May we bring our best selves forward
As a retired Public Health physician, it has been a roller coaster few weeks of anxiety. I know I have been an annoyance to friends predicting an illness explosion rapidly heading our direction
Now that it is nearly here, I find myself cautiously relieved, and even hopeful.
Not that we won’t experience severe problems with illness in our community, but I believe we as a nation, state, and community are responding beyond my expectation to the precautions advised by public health experts, our governor, and responsible media.
Everyone by now is familiar with the hygiene advice. Social distancing has entered the vocabulary along with basic public health interventions of testing, contact tracing, isolation, and quarantine. We understand what it means to flatten the curve. What the impact of the pandemic is and will have on every aspect of our lives is beginning to unfold.
While we await virus testing and work on flattening the curve by staying home, it is time to turn our attention to, “What can I do?” I am seeing people looking to connect with neighbors to determine who is older and should stay home and may need help with errands, wondering how they can support families with young children when child care and schools are closed, and imagining how we will all take care of our own sick families and selves when that might occur. I am anticipating a great deal of creative response to our predicament.
I was recently impressed by a meeting of the Blue
Lake community regarding their neighborhood/community pods that connect small groups of households who now know and support each other and are better prepared to deal with disasters. I was about to try and pull together such a thing in my own community in April, but the pandemic has moved that timeline forward.
Nothing like a real event to motivate action.
When people in neighborhoods reach out and connect, there will be help with shopping and errands, sharing resources, and taking pressure off the greater system.

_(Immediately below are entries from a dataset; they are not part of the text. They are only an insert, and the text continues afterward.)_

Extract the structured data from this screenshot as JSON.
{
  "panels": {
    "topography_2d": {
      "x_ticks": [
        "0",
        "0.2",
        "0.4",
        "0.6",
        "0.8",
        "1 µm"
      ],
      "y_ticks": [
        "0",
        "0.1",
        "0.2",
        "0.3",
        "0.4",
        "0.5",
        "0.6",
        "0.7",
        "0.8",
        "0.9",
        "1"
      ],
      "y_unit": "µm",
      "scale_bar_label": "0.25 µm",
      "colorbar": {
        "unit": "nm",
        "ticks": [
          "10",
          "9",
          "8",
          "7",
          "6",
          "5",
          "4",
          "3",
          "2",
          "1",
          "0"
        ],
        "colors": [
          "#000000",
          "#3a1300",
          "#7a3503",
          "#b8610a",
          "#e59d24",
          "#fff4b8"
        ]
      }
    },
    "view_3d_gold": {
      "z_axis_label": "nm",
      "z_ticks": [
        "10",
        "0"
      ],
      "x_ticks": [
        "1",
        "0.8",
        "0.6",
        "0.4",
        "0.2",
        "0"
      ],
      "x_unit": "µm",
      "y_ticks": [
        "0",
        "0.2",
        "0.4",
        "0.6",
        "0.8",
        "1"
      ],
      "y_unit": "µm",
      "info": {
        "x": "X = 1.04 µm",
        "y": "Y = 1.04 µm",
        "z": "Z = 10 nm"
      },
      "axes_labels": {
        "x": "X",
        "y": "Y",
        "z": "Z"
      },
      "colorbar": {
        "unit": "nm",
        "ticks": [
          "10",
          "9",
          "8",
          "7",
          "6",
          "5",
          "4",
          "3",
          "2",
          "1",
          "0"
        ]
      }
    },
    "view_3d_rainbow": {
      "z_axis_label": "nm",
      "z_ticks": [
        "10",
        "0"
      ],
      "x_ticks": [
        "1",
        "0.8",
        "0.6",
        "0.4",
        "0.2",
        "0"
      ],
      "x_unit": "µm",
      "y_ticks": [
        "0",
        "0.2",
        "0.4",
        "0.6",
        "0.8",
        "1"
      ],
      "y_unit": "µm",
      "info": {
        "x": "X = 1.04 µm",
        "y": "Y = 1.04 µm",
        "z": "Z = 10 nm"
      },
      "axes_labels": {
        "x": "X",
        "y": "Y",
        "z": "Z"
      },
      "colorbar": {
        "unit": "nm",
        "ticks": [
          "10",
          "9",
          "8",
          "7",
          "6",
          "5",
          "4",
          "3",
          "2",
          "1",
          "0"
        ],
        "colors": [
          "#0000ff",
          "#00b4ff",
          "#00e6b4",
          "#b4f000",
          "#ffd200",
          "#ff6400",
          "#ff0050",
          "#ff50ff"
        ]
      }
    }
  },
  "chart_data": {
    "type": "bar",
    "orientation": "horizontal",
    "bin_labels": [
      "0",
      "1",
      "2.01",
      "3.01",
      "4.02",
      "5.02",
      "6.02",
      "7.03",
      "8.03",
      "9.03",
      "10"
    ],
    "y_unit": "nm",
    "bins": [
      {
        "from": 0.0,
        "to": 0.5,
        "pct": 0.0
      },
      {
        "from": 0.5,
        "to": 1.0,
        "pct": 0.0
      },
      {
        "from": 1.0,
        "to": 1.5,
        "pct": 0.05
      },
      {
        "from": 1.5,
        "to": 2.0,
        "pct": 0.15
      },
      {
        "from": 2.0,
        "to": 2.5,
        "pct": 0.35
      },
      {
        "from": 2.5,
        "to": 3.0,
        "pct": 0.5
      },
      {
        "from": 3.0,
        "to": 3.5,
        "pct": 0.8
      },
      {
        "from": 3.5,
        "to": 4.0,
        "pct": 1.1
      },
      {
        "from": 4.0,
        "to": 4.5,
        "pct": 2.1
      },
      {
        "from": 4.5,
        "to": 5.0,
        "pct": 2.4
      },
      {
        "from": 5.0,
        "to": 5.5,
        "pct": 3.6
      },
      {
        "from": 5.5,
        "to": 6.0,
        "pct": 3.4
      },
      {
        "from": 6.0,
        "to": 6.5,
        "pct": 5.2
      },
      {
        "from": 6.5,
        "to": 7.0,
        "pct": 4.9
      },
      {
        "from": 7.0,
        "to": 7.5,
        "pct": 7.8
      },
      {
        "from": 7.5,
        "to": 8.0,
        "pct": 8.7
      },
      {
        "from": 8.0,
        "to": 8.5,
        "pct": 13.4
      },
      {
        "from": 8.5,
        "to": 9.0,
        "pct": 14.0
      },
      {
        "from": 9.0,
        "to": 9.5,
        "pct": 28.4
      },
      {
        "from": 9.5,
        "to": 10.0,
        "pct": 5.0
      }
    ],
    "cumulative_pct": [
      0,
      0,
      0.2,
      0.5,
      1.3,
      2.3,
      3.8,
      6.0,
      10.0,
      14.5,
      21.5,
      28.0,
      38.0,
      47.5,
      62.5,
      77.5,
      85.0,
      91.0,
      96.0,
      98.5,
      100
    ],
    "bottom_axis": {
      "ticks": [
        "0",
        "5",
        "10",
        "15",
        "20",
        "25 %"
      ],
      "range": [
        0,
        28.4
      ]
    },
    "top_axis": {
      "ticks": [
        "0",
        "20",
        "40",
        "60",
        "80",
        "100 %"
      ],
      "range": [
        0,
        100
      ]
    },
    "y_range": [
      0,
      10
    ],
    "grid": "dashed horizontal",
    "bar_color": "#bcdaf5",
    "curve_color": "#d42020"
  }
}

Our Public Health system has been badly broken and those remaining are working hard to protect us with meager resources.
We, the public, are the patient when it comes to public health, and to the degree that we are cooperative and helpful with each other we can make things better in difficult times.
I salute my Public Health heroes who when they do their prevention and containment job well will never have someone come up and say, “thank you for saving my life,” because you will never know which interventions kept you safe. Your neighbors may also be the ones who should be thanked.
Let’s hope that these trying times will bring our best selves forward, our shared ingeniousness in small measures will help us all adapt, and our love for humanity will guide us. We need each other now more than ever.
I am Rebecca Stauffer, MD, pediatrician, public health physician for 17 years and Humboldt State University Student Health and Counseling Director for seven years, now retired.